January 8, 2009

Amb. Kathleen Stephens Is Popular in South Korea

Followup to KR post: Ambassador Kathleen Stephens, aka Shim Eun-kyung

Looks like Ambassador Kathleen Stephens is doing well in South Korea, having settled in Seoul after a long confirmation process in the U.S. Senate. She is particularly liked by Koreans (perhaps the most liked of all U.S. ambassadors to Korea), helped by her eagerness to use her Korean language skills and her interest and caring of Korean history and affairs. In a recent interview with The Hankyureh, she said: “I think the division of Korea was the 20th century’s most painful and tragic accident. I hope there will eventually be a reunification. I believe in change because of my experiences in Korea and because I saw the end of the Cold War in Europe. I believe change will also come to the Korean peninsula. We now have a president who believes in change, don’t we?”

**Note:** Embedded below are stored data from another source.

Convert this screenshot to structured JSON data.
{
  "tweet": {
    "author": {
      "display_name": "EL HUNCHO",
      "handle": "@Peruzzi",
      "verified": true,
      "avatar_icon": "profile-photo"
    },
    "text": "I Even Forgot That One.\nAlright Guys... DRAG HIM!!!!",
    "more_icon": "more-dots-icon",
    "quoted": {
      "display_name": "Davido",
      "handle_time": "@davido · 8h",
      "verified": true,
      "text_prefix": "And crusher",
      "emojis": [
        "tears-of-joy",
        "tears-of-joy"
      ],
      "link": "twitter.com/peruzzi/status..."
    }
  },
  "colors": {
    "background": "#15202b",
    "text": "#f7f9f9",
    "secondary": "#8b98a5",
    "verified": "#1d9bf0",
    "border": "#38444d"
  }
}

Amb. Stephens also paid a visit [photo above, from Yonhap] -- the first time for a U.S. ambassador -- to a Seoul museum that honors the late Kim Koo, a popular leader of the Korean independence movement against the Japanese occupation of Korea and a reunification activist who had advocated the independent reunification of Korea since the division in 1945 but who was assassinated in 1949. Stephens told reporters that she was visiting the museum with her son to learn about Korean history, as "it gives us a lot of insight into… a very, very important and challenging time in Korean history.''

Indeed, Kim Koo was initially favored by the U.S. Military Government in Korea (that was set up in the southern half of Korea in 1945 till 1948) as the leader of eventual Korean self-government, but he lost favors when he opposed the unilateral move to establish a separate government in southern Korea, arguing that such a move would solidify the division of Korea. Instead, Kim Koo's rival Syngman Rhee (who was impeached by the Korean Provisional Government in Shanghai before Korea's liberation for abuse of his powers), who wanted to become a president of Korea -- even if it meant just a half of Korea -- became the first president of the Republic of Korea in 1948, and was supported by the U.S. despite his prolonged dictatorial rule until he was overthrown in a popular uprising in 1960 and spent the rest of his life in exile in Hawaii.